People v Kirk
2005 NY Slip Op 01996 [16 AD3d 230]
March 17, 2005
Appellate Division, First Department
Published by New York State Law Reporting Bureau pursuant to Judiciary Law § 431.
As corrected through Wednesday, May 18, 2005


The People of the State of New York, Respondent,
v
Jessie Kirk, Appellant.

[*1]

Judgment, Supreme Court, New York County (Lewis Bart Stone, J.), rendered November 3, 2000, convicting defendant, after a jury trial, of criminal possession of a controlled substance in the third and fourth degrees and possession of gambling records in the first degree, and sentencing him, as a second felony offender, to concurrent terms of 6 to 12 years, 6 to 12 years and 1½ to 3 years, respectively, unanimously modified, as a matter of discretion in the interest of justice, to the extent of reducing the first two above terms to concurrent terms of 4½ to 9 years, and otherwise affirmed.

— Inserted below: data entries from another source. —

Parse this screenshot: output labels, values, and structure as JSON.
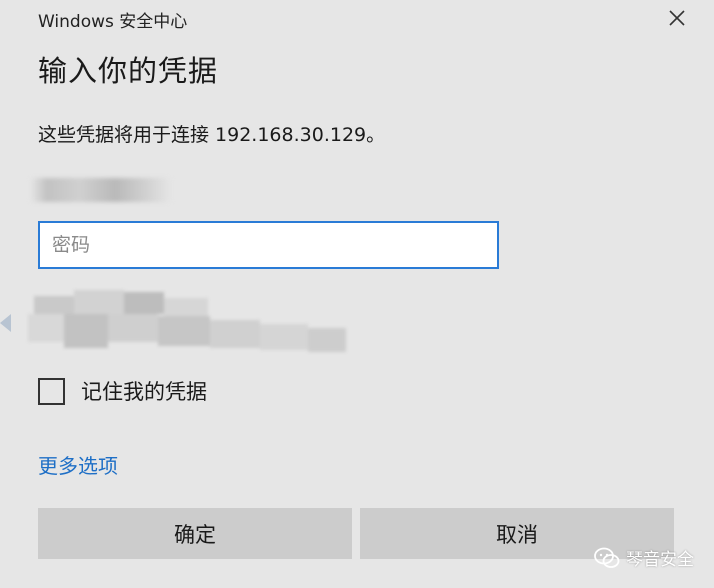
{
  "window": {
    "title": "Windows 安全中心",
    "close_icon": "close-icon"
  },
  "dialog": {
    "heading": "输入你的凭据",
    "description": "这些凭据将用于连接 192.168.30.129。"
  },
  "password_field": {
    "value": "",
    "placeholder": "密码"
  },
  "remember": {
    "label": "记住我的凭据",
    "checked": false
  },
  "links": {
    "more_options": "更多选项"
  },
  "buttons": {
    "ok": "确定",
    "cancel": "取消"
  },
  "watermark": {
    "text": "琴音安全",
    "icon": "wechat-icon"
  },
  "colors": {
    "background": "#e6e6e6",
    "accent": "#2a7bd6",
    "link": "#1e6fc6",
    "button": "#cccccc"
  }
}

The court properly exercised its discretion in admitting evidence of a contemporaneous uncharged drug transaction. This evidence completed the narrative and was inextricably interwoven with the drug possession charges, and it was highly probative of the contested issues of defendant's knowledge that drugs were in the car in which he was seated and his intent to sell them (see People v Alvino, 71 NY2d 233, 245 [1987]; People v Castro, 101 AD2d 392 [1984], affd 65 NY2d 683 [1985]). The court's detailed limiting instructions minimized any potential for prejudice to defendant.

The court provided a meaningful response to a note from the deliberating jury (see People v Almodovar, 62 NY2d 126, 131 [1984]; People v Malloy, 55 NY2d 296, 301-302 [1982], cert denied 459 US 847 [1982]). The court reasonably concluded that a rereading of an instruction on the automobile presumption (Penal Law § 220.25 [1]) would satisfy the jury's inquiry, and this response could not have caused defendant any prejudice.

Defendant's contentions with regard to the prosecutor's summation are unpreserved and we decline to review them in the interest of justice. Were we to reach these claims, we would find that while some of the comments at issue would have been better left unsaid, they did not [*2]deprive defendant of a fair trial (see People v D'Alessandro, 184 AD2d 114, 118-119 [1992], lv denied 81 NY2d 884 [1993]).

We find the sentences excessive to the extent indicated. Concur—Mazzarelli, J.P., Marlow, Williams, Gonzalez and Catterson, JJ.